Daarnaast is de houder van een peuterspeelzaal gehouden aan de eisen die zijn vastgelegd in het Bouwbesluit 2003. Het Bouwbesluit bevat bouwtechnische voorschriften waaraan alle bouwwerken minimaal moeten voldoen. Peuterspeelzalen vallen onder de categorie 'bijeenkomstfunctie voor kinderopvang'. De eisen uit het Bouwbesluit hebben betrekking op veiligheid, gezondheid, bruikbaarheid, energiezuinigheid en milieu.
Dit artikel geeft aan dat de buitenspeelruimte voor kinderen die gebruik maken van de peuterspeelzaal aangrenzend aan de peuterspeelzaal dient te zijn gesitueerd. Evenals de binnenruimte dient de buitenruimte voor spel geschikt te zijn en ingericht in overeenstemming met de behoeften en mogelijkheden van de kinderen. Ook voor de buitenspeelruimte geldt dat bij de inrichting rekening dient te worden gehouden met het aantal kinderen en de leeftijd van de kinderen die gebruik maken van de ruimte. De speelruimte bestaat per aanwezig kind uit minimaal 3 m2 bruto oppervlakte (vergelijkbaar met de ruimte die in de kinderopvang aanwezig moet zijn). Met aanwezig kind wordt gedoeld op in de peuterspeelzaal aanwezige kinderen, niet noodzakelijkerwijs buitenspelend.
Artikel 9 betreft de aanwijziging van toezichthouders. Dit artikel houdt burgemeester en wethouders (hierna B&W) verantwoordelijk voor de naleving van deze verordening. B&W wijzen de directeur van de GGD aan als toezichthouder. Dit is in overeenstemming met het systeem van de wet.
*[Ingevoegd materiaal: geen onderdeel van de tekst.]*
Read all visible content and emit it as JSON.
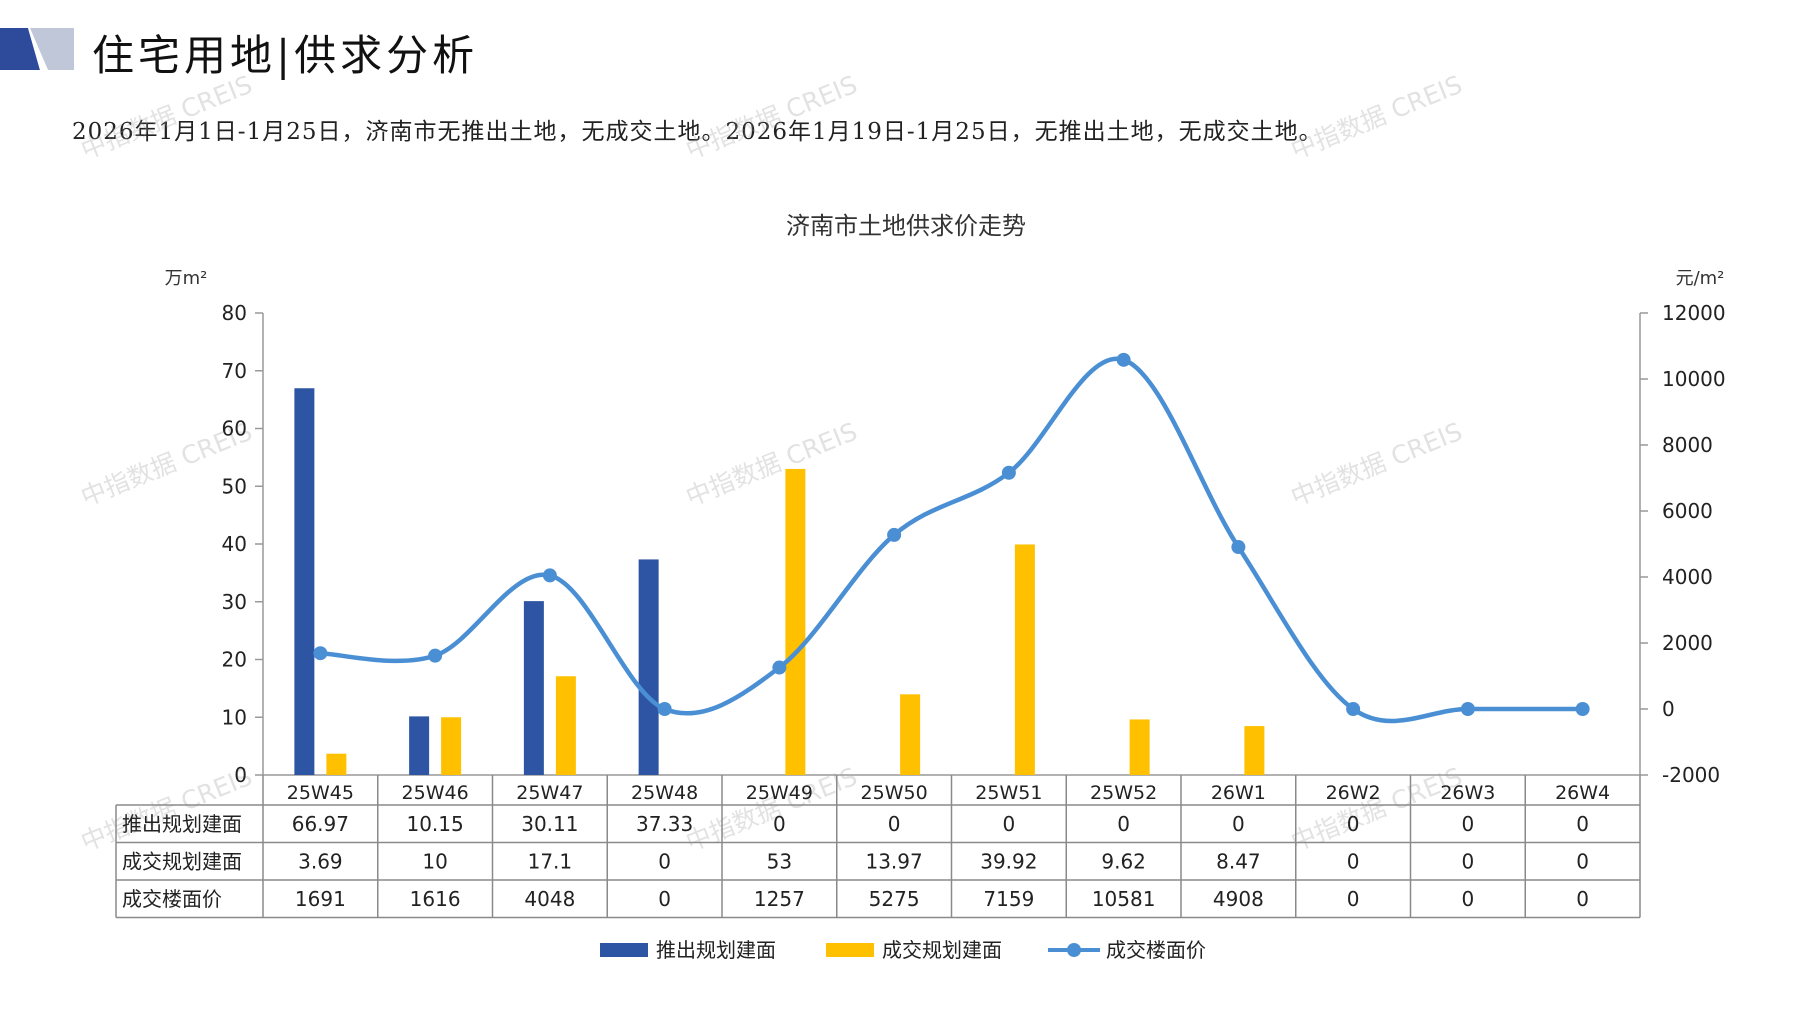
{
  "page": {
    "title": "住宅用地|供求分析",
    "summary": "2026年1月1日-1月25日，济南市无推出土地，无成交土地。2026年1月19日-1月25日，无推出土地，无成交土地。",
    "watermark": "中指数据 CREIS"
  },
  "colors": {
    "supply": "#2E55A3",
    "deal": "#FFC000",
    "price": "#4A8FD4",
    "axis": "#999999",
    "header_dark": "#2E4A9A",
    "header_light": "#BFC7D8"
  },
  "chart_data": {
    "type": "bar",
    "title": "济南市土地供求价走势",
    "ylabel_left": "万m²",
    "ylabel_right": "元/m²",
    "ylim_left": [
      0,
      80
    ],
    "yticks_left": [
      "0",
      "10",
      "20",
      "30",
      "40",
      "50",
      "60",
      "70",
      "80"
    ],
    "ylim_right": [
      -2000,
      12000
    ],
    "yticks_right": [
      "-2000",
      "0",
      "2000",
      "4000",
      "6000",
      "8000",
      "10000",
      "12000"
    ],
    "categories": [
      "25W45",
      "25W46",
      "25W47",
      "25W48",
      "25W49",
      "25W50",
      "25W51",
      "25W52",
      "26W1",
      "26W2",
      "26W3",
      "26W4"
    ],
    "series": [
      {
        "name": "推出规划建面",
        "type": "bar",
        "axis": "left",
        "values": [
          66.97,
          10.15,
          30.11,
          37.33,
          0,
          0,
          0,
          0,
          0,
          0,
          0,
          0
        ],
        "labels": [
          "66.97",
          "10.15",
          "30.11",
          "37.33",
          "0",
          "0",
          "0",
          "0",
          "0",
          "0",
          "0",
          "0"
        ]
      },
      {
        "name": "成交规划建面",
        "type": "bar",
        "axis": "left",
        "values": [
          3.69,
          10,
          17.1,
          0,
          53,
          13.97,
          39.92,
          9.62,
          8.47,
          0,
          0,
          0
        ],
        "labels": [
          "3.69",
          "10",
          "17.1",
          "0",
          "53",
          "13.97",
          "39.92",
          "9.62",
          "8.47",
          "0",
          "0",
          "0"
        ]
      },
      {
        "name": "成交楼面价",
        "type": "line",
        "axis": "right",
        "values": [
          1691,
          1616,
          4048,
          0,
          1257,
          5275,
          7159,
          10581,
          4908,
          0,
          0,
          0
        ],
        "labels": [
          "1691",
          "1616",
          "4048",
          "0",
          "1257",
          "5275",
          "7159",
          "10581",
          "4908",
          "0",
          "0",
          "0"
        ]
      }
    ],
    "legend_position": "bottom",
    "grid": false,
    "data_table": true
  }
}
De directeur van de GGD oefent aldus het toezicht uit onder het gezag van de burgemeester en wethouders. Afdeling 5,2, van de Algemene wet bestuursrecht bevat een algemene regeling van de bevoegdheden van toezichthouders, zoals het recht op het betreden van plaatsen, op het vorderen van inlichtingen en het inzien van schriftelijke stukken.
Artikel 10 worden drie soorten van onderzoek onderscheiden, In de eerste plaats onderzoekt de toezichthouder naar aanleiding van een aanvraag voor de exploitatie van een peuterspeelzaal of aan de voorschriften uit deze verordening zal worden voldaan. Daarnaast voert de toezichthouder jaarlijks onderzoek uit bij bestaande peuterspeelzalen. Voorts beschikt de toezichthouder op grond van het derde lid over de mogelijkheid om incidenteel onderzoek te verrichten naar de naleving van de voorschriften uit deze verordening.
Het vierde lid stelt dat de toezichthouder over de resultaten van het onderzoek naar de groeps- en buitenspeelruimte krachtens het gestelde in de Wet Kinderopvang en kwaliteiseisen peuterspeelzalen dient te rapporteren. Dit artikel wordt gehandhaafd omdat artikel 2,20 van de Wet Kinderopvang en kwaliteiseisen peuterspeelzalen nog niet van kracht is.
Aangezien peuterspeelzaalwerk in Capelle aan den IJssel wordt ingekocht en er dus geen sprake is van gesubsidieerde peuterspeelzalen, zijn de strafbepalingen in afdeling 4 van de Wet van toepassing. In artikel 11 is een hardheidsclausule opgenomen. Deze opent de mogelijkheid voor burgemeester en wethouders om, in gevallen waarin toepassing van een artikel van de verordening een onbillijkheid van overwegende aard zou opleveren, de artikelen 7 en 8 buiten toepassing te laten of daarvan af te wijken. Het afwijkende besluit van burgemeester en wethouders moet altijd binnen de doelstellingen van de verordening passen. De toepassing van de hardheidsclausule moet beperkt blijven tot individuele gevallen. Het gebruik van dit artikel is slechts in uitzonderlijke gevallen mogelijk.